Islam hadir untuk memberikan salaam (keselamatan) kepada manusia, yakni ajakan untuk membangun perdamaian, dan perang adalah cara terakhir untuk, apa yang disebut A Hasjmy sebagai melindungi kebebasan dakwah dan menguatkan cinta perdamaian.
Serangan satu bangsa terhadap bangsa lainnya dapat disebabkan karena keinginan untuk menguasai sebanyak mungkin sumber daya. Penguasaan wilayah pinggiran akan menguatkan wilayah kota.
Sebaliknya, sebuah bangsa yang pinggirannya lemah, akan mudah dikuasai oleh bangsa lainnya yang pada gilirannya akan memperlemah integrasi kekuasaan bangsa tersebut.
Ketiga, pergiliran kekuasaan memiliki pelajaran bagi generasi sesudahnya.
Di abad ke-21 ini kita belajar bagaimana pergeseran kekuasaan yang telah terjadi pada 20 abad yang lalu, bahkan pada abad-abad sebelum Masehi.
Sejarah selalu tak sepi dari pelajaran agar generasi sesudahnya dapat membangun masa depan yang lebih baik berdasarkan pelajaran-pelajaran di masa lalu.
Sebagai pelajaran, kekuasaan apapun itu patut untuk dipelajari apa kelebihan dan kekurangannya. Itulah mengapa buku terkait tokoh atau sejarah institusi selalu penting, atau aktivitas seperti 'refleksi akhir tahun' atau 'proyeksi awal tahun' selalu tidak lepas dari bagaimana kita mencari pelajaran dari rangkaian peristiwa yang telah terjadi untuk membangun pola interaksi dan relasi yang lebih baik di masa yang akan datang.
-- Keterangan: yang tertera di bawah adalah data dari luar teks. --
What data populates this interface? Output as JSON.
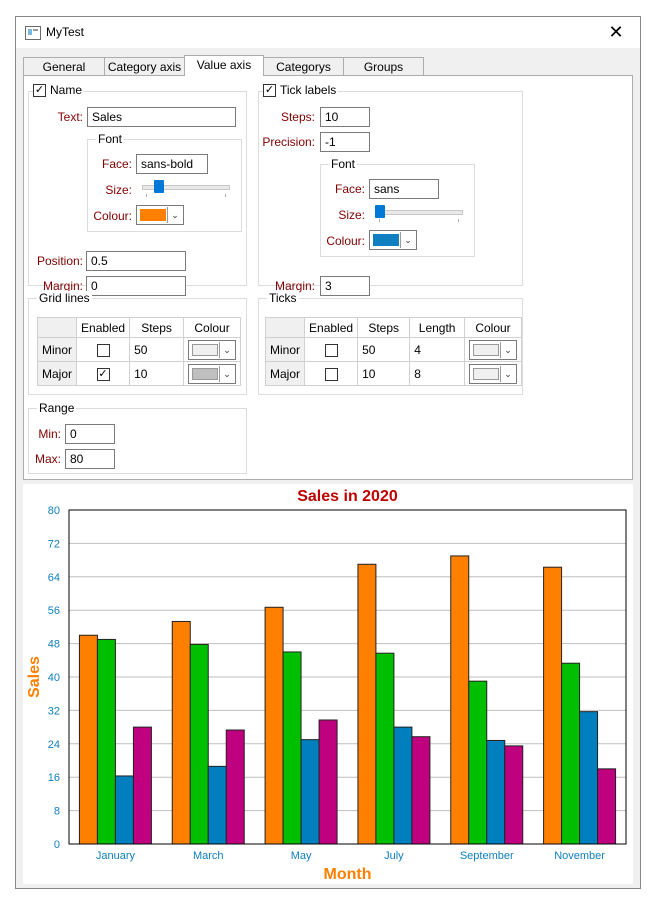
{
  "window": {
    "title": "MyTest",
    "close_glyph": "✕"
  },
  "tabs": [
    "General",
    "Category axis",
    "Value axis",
    "Categorys",
    "Groups"
  ],
  "name_group": {
    "title": "Name",
    "enabled": true,
    "text_label": "Text:",
    "text_value": "Sales",
    "font": {
      "title": "Font",
      "face_label": "Face:",
      "face_value": "sans-bold",
      "size_label": "Size:",
      "size_level": 0.15,
      "colour_label": "Colour:",
      "colour": "#ff7f00"
    },
    "position_label": "Position:",
    "position_value": "0.5",
    "margin_label": "Margin:",
    "margin_value": "0"
  },
  "tick_labels_group": {
    "title": "Tick labels",
    "enabled": true,
    "steps_label": "Steps:",
    "steps_value": "10",
    "precision_label": "Precision:",
    "precision_value": "-1",
    "font": {
      "title": "Font",
      "face_label": "Face:",
      "face_value": "sans",
      "size_label": "Size:",
      "size_level": 0.0,
      "colour_label": "Colour:",
      "colour": "#0f7fbf"
    },
    "margin_label": "Margin:",
    "margin_value": "3"
  },
  "grid_lines_group": {
    "title": "Grid lines",
    "headers": [
      "Enabled",
      "Steps",
      "Colour"
    ],
    "rows": [
      {
        "name": "Minor",
        "enabled": false,
        "steps": "50",
        "colour": "#f0f0f0"
      },
      {
        "name": "Major",
        "enabled": true,
        "steps": "10",
        "colour": "#bfbfbf"
      }
    ]
  },
  "ticks_group": {
    "title": "Ticks",
    "headers": [
      "Enabled",
      "Steps",
      "Length",
      "Colour"
    ],
    "rows": [
      {
        "name": "Minor",
        "enabled": false,
        "steps": "50",
        "length": "4",
        "colour": "#f0f0f0"
      },
      {
        "name": "Major",
        "enabled": false,
        "steps": "10",
        "length": "8",
        "colour": "#f0f0f0"
      }
    ]
  },
  "range_group": {
    "title": "Range",
    "min_label": "Min:",
    "min_value": "0",
    "max_label": "Max:",
    "max_value": "80"
  },
  "check_glyph": "✓",
  "dropdown_glyph": "⌄",
  "colors": {
    "title": "#c00000",
    "axis_name": "#ff7f00",
    "tick_labels": "#0f7fbf"
  },
  "chart_data": {
    "type": "bar",
    "title": "Sales in 2020",
    "xlabel": "Month",
    "ylabel": "Sales",
    "ylim": [
      0,
      80
    ],
    "yticks": [
      0,
      8,
      16,
      24,
      32,
      40,
      48,
      56,
      64,
      72,
      80
    ],
    "grid": true,
    "categories": [
      "January",
      "March",
      "May",
      "July",
      "September",
      "November"
    ],
    "series": [
      {
        "color": "#ff7f00",
        "values": [
          50,
          53.3,
          56.7,
          67,
          69,
          66.3
        ]
      },
      {
        "color": "#00bf00",
        "values": [
          49,
          47.8,
          46,
          45.7,
          39,
          43.3
        ]
      },
      {
        "color": "#007fbf",
        "values": [
          16.3,
          18.6,
          25,
          28,
          24.8,
          31.7
        ]
      },
      {
        "color": "#bf007f",
        "values": [
          28,
          27.3,
          29.7,
          25.7,
          23.5,
          18
        ]
      }
    ]
  }
}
Umat Islam adalah umat yang diajarkan Allah SWT pentingnya mengambil pelajaran dari peristiwa masa lalu. Mulai dari kisah Nabi Adam AS hingga kisah Nabi Muhammad SAW selalu ada pelajaran yang dapat kita petik.
Kisah terbaik, yakni kisah Nabi Yusuf AS misalnya, sarat betul dengan berbagai pelajaran bagi pribadi, keluarga, masyarakat, bahkan bangsa.
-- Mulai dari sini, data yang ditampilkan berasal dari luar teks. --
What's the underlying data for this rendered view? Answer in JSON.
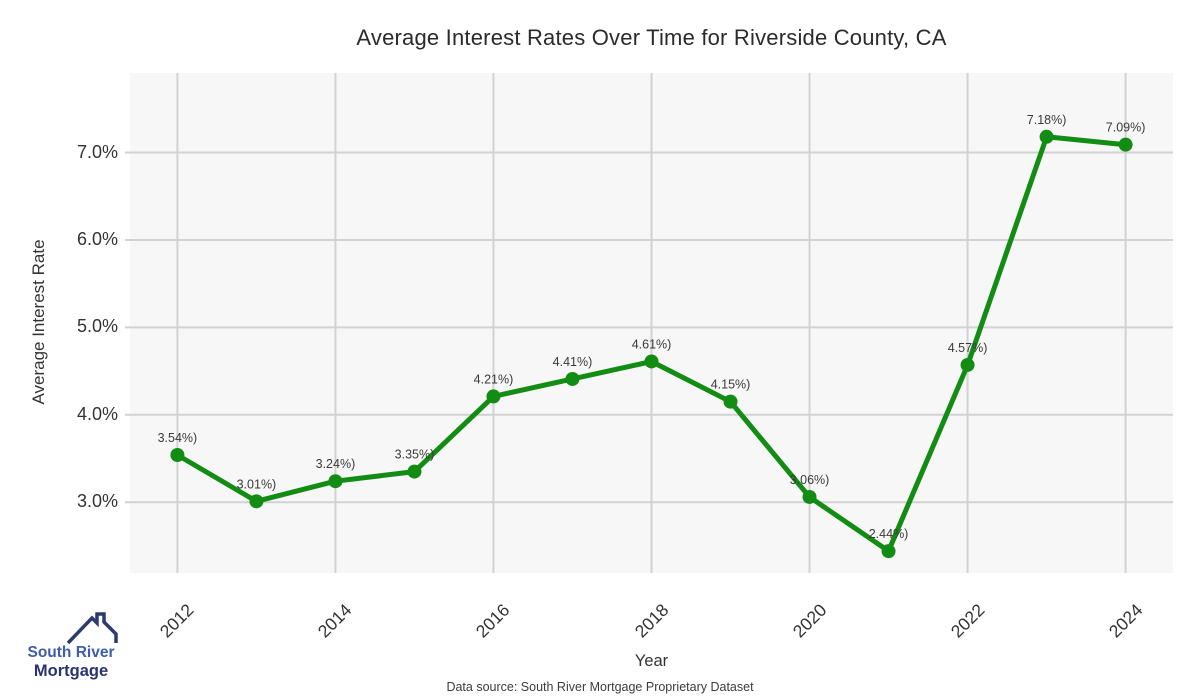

Dalam kisah beliau ada banyak sekali makna mendalam tentang bagaimana menjadi yang terbaik bagi diri, keluarga, bahkan bagi masyarakat luas. Allah SWT berfirman:
نَحْنُ نَقُصُّ عَلَيْكَ أَحْسَنَ الْقَصَصِ بِمَا أَوْحَيْنَا إِلَيْكَ هَٰذَا الْقُرْآنَ وَإِنْ كُنْتَ مِنْ قَبْلِهِ لَمِنَ الْغَافِلِينَ
"Kami menceritakan kepadamu (Muhammad) kisah yang paling baik dengan mewahyukan Alquran ini kepadamu, dan sesungguhnya engkau sebelum itu termasuk orang yang tidak mengetahui.” (QS Yusuf 3).
Saat ini, umat Islam di seluruh dunia berada dalam situasi yang tidak sama. Di satu sisi kita melihat saudara-saudara kita berada dalam penindasan yang teramat berat, seperti di Gaza, Palestina.
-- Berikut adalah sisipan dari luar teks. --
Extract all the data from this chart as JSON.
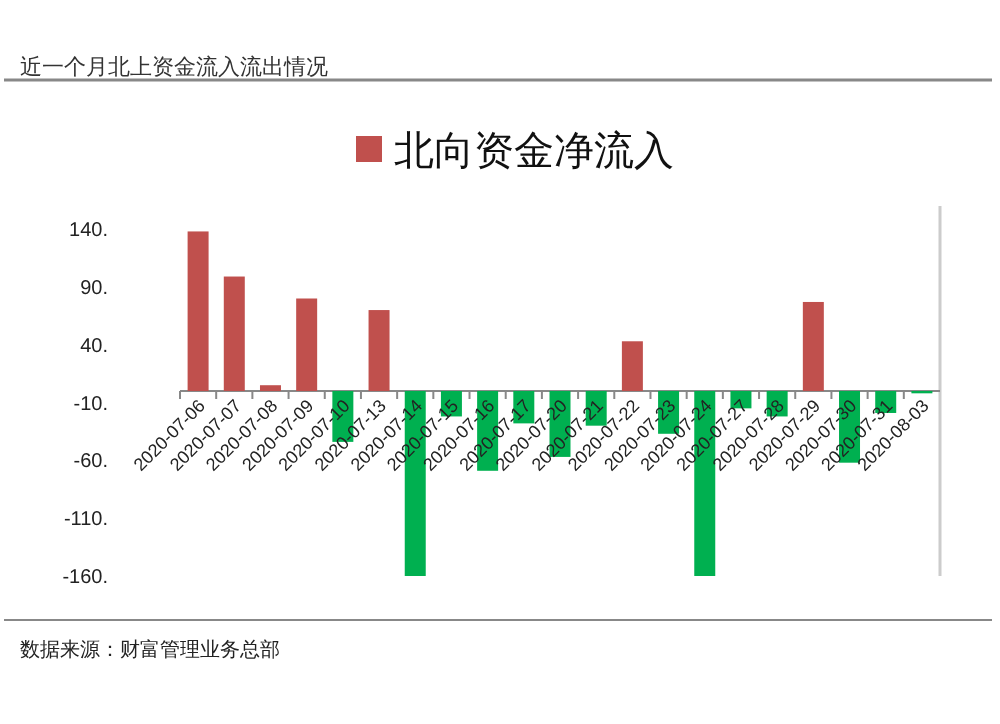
{
  "chart_data": {
    "type": "bar",
    "title": "近一个月北上资金流入流出情况",
    "annotations": [
      "数据来源：财富管理业务总部"
    ],
    "categories": [
      "2020-07-06",
      "2020-07-07",
      "2020-07-08",
      "2020-07-09",
      "2020-07-10",
      "2020-07-13",
      "2020-07-14",
      "2020-07-15",
      "2020-07-16",
      "2020-07-17",
      "2020-07-20",
      "2020-07-21",
      "2020-07-22",
      "2020-07-23",
      "2020-07-24",
      "2020-07-27",
      "2020-07-28",
      "2020-07-29",
      "2020-07-30",
      "2020-07-31",
      "2020-08-03"
    ],
    "series": [
      {
        "name": "北向资金净流入",
        "color": "#c0504d",
        "values": [
          138,
          99,
          5,
          80,
          -44,
          70,
          -160,
          -22,
          -69,
          -28,
          -57,
          -30,
          43,
          -37,
          -160,
          -15,
          -22,
          77,
          -62,
          -19,
          -2
        ],
        "colors": [
          "#c0504d",
          "#c0504d",
          "#c0504d",
          "#c0504d",
          "#00b050",
          "#c0504d",
          "#00b050",
          "#00b050",
          "#00b050",
          "#00b050",
          "#00b050",
          "#00b050",
          "#c0504d",
          "#00b050",
          "#00b050",
          "#00b050",
          "#00b050",
          "#c0504d",
          "#00b050",
          "#00b050",
          "#00b050"
        ]
      }
    ],
    "ylim": [
      -160,
      160
    ],
    "yticks": [
      {
        "value": 140,
        "label": "140."
      },
      {
        "value": 90,
        "label": "90."
      },
      {
        "value": 40,
        "label": "40."
      },
      {
        "value": -10,
        "label": "-10."
      },
      {
        "value": -60,
        "label": "-60."
      },
      {
        "value": -110,
        "label": "-110."
      },
      {
        "value": -160,
        "label": "-160."
      }
    ],
    "grid": false,
    "legend": "top"
  }
}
Lebih 22 ribu masyarakat menjadi korban akibat serangan Israel. Pada sudut lainnya, ada umat Islam yang berlimpah dengan kekayaan dan kenyamanan hidup.
Dalam dunia yang tidak equal ini, dibutuhkan sekali solidaritas kepada sesama.
Majelis Ulama Indonesia telah membuktikan komitmen dan aksi nyata dalam membantu Palestina sebagai bagian dari komitmen khidmah pada umat.
Jika berbagai institusi sipil di berbagai negara saling bahu membahu membantu mereka yang teraniaya, maka dunia akan terasa lebih baik.
Maka, imbauan kepada sesama untuk terus memberikan kontribusi positif, berbentuk materi atau non-materi untuk membantu sesama perlu terus digalakkan.
Semangat untuk menjadi 'tangan di atas' yakni tangan yang senang memberi perlu kita budaya dan kita rawat bersama-sama. Rasulullah SAW bersabda, "Tangan yang di atas lebih baik daripada tangan yang di bawah."
Kekuasaan atau kejayaan itu dipergilirkan, suatu waktu orang lain berada di bawah, tapi di lain waktu bisa jadi kita yang berada di bawah. Tak lain dan tak bukan sebab kekuasaan itu dipergilirkan di antara manusia.
Menjelang suksesi kepemimpinan nasional di Indonesia di awal 2024, kita berharap agar terpilih pemimpin yang dapat menjayakan Indonesia dalam berbagai seginya.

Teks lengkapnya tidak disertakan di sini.